- Se contabilizan 62 crías de tortuga boba en Can Pere Antoni (Palma).
- El nido, detectado el 17 de julio, albergaba 77 huevos: 67 en incubación natural y 10 en Aula de la Mar.
- Tras el nacimiento, las crías pasan por el LIMIA y el programa de head starting durante 10-12 meses.
- Vigilancia 24/7 con voluntariado y COFIB; si se ven neonatos, hay que llamar al 112.

La playa de Can Pere Antoni, en Palma, ha sido escenario de un hito reproductivo con el alumbramiento de 62 crías de tortuga marina (Caretta caretta), un hecho que consolida la presencia de la especie en el archipiélago balear.
El proceso se ha desarrollado a lo largo de varios días: primero eclosionaron los huevos en incubación artificial y, poco después, comenzaron a emerger los neonatos del nido protegido en la arena, hasta alcanzar el conteo provisional de 62 ejemplares.
El nacimiento en Can Pere Antoni
El nido fue localizado el 17 de julio y se confirmó que contenía 77 huevos. De ellos, 67 quedaron protegidos en la misma playa para su incubación natural, mientras que 10 fueron trasladados al Aula de la Mar con el fin de maximizar su viabilidad mediante incubación controlada.
Pasadas unas semanas, se registró la eclosión de los huevos incubados en las instalaciones y, a continuación, se produjo la salida paulatina de neonatos desde el nido de Can Pere Antoni. Con estos eventos concatenados, el total de recién nacidos se sitúa en 62 tortugas, sin descartar alguna eclosión adicional pendiente de confirmación.
El dispositivo de vigilancia en la playa ha mantenido el nido en condiciones adecuadas, con medidas de protección para minimizar perturbaciones y favorecer la emergencia segura de las crías.
Desde el primer aviso, las administraciones implicadas han seguido el protocolo establecido para la especie, coordinando a personal técnico y voluntariado a pie de playa.

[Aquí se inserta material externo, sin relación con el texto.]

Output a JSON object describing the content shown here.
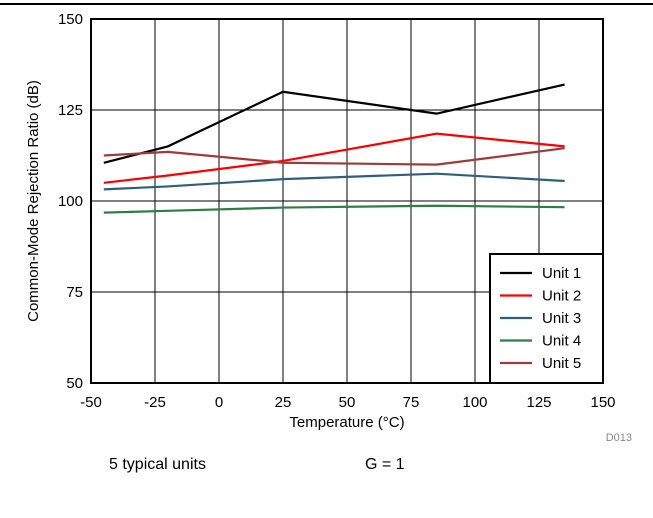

Protección y seguimiento científico

Todos los neonatos se trasladan al Laboratorio de Investigaciones Marinas y Acuicultura (LIMIA), en el Puerto de Andratx, donde el equipo especializado realiza su identificación, la toma de biometrías y una revisión completa del estado de salud.

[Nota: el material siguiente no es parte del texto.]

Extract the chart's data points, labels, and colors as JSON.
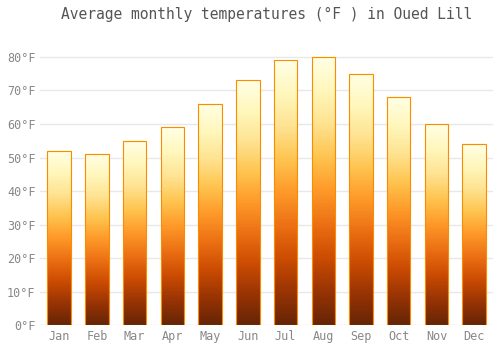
{
  "title": "Average monthly temperatures (°F ) in Oued Lill",
  "months": [
    "Jan",
    "Feb",
    "Mar",
    "Apr",
    "May",
    "Jun",
    "Jul",
    "Aug",
    "Sep",
    "Oct",
    "Nov",
    "Dec"
  ],
  "values": [
    52,
    51,
    55,
    59,
    66,
    73,
    79,
    80,
    75,
    68,
    60,
    54
  ],
  "bar_color_main": "#FFA726",
  "bar_color_light": "#FFD54F",
  "bar_edge_color": "#FB8C00",
  "ylim": [
    0,
    88
  ],
  "yticks": [
    0,
    10,
    20,
    30,
    40,
    50,
    60,
    70,
    80
  ],
  "ytick_labels": [
    "0°F",
    "10°F",
    "20°F",
    "30°F",
    "40°F",
    "50°F",
    "60°F",
    "70°F",
    "80°F"
  ],
  "background_color": "#FFFFFF",
  "grid_color": "#E8E8E8",
  "title_fontsize": 10.5,
  "tick_fontsize": 8.5,
  "tick_color": "#888888",
  "font_family": "monospace"
}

Después, se aplica el programa de head starting, integrado en la estrategia nacional de conservación: las crías se mantienen en condiciones controladas durante 10 a 12 meses para aumentar su probabilidad de supervivencia antes de la suelta al mar.
El COFIB coordina estas actuaciones con la Conselleria de Agricultura, Pesca y Medio Natural y entidades colaboradoras, garantizando que cada paso se ajusta a los protocolos vigentes para la tortuga boba.

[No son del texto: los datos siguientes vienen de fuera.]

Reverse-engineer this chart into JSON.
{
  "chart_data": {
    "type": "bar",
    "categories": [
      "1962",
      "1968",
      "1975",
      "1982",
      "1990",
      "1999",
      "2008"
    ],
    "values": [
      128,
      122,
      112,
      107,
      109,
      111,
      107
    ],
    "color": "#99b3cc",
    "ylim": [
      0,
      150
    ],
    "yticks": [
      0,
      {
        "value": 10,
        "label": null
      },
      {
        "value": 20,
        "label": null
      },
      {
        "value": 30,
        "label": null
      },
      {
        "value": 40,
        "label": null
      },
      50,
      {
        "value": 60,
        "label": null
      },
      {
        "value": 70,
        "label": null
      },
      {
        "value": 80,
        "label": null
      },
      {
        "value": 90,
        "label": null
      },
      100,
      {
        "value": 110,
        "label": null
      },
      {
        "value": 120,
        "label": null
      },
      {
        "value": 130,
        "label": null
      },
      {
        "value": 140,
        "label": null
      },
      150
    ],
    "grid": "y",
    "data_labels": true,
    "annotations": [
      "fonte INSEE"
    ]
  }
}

El objetivo es reforzar la supervivencia temprana, etapa en la que las crías son especialmente vulnerables y cualquier mejora en el manejo puede marcar la diferencia en su tasa de éxito.
Voluntariado, avisos y entidades implicadas

Desde el 27 de agosto, equipos de voluntarios han custodiado el nido las 24 horas del día, una vigilancia clave para mantener las condiciones del entorno y detectar al instante cualquier nacimiento.
En el operativo han participado, además del COFIB, efectivos del Govern, el Ayuntamiento de Palma, la Fundación Palma Aquarium, el servicio de socorrismo de la Playa de Palma y el Aula de la Mar, entre otras entidades.
La Dirección General de Medio Natural y Gestión Forestal recuerda que septiembre y octubre son los meses con mayor probabilidad de detectar neonatos. Ante cualquier hallazgo de crías o rastros en la arena, se debe avisar de inmediato al 112 para activar el protocolo y localizar el nido de origen.
En paralelo al caso de Palma, este verano también se ha confirmado un nido en con 85 huevos, un indicador de la creciente presencia de la especie en Baleares desde que se constató la primera nidificación en el archipiélago en 2019.
El balance de estos días en Can Pere Antoni evidencia que la combinación de ciencia, voluntariado y coordinación institucional es determinante para que más tortugas lleguen a la edad juvenil y regresen en el futuro a nuestras costas.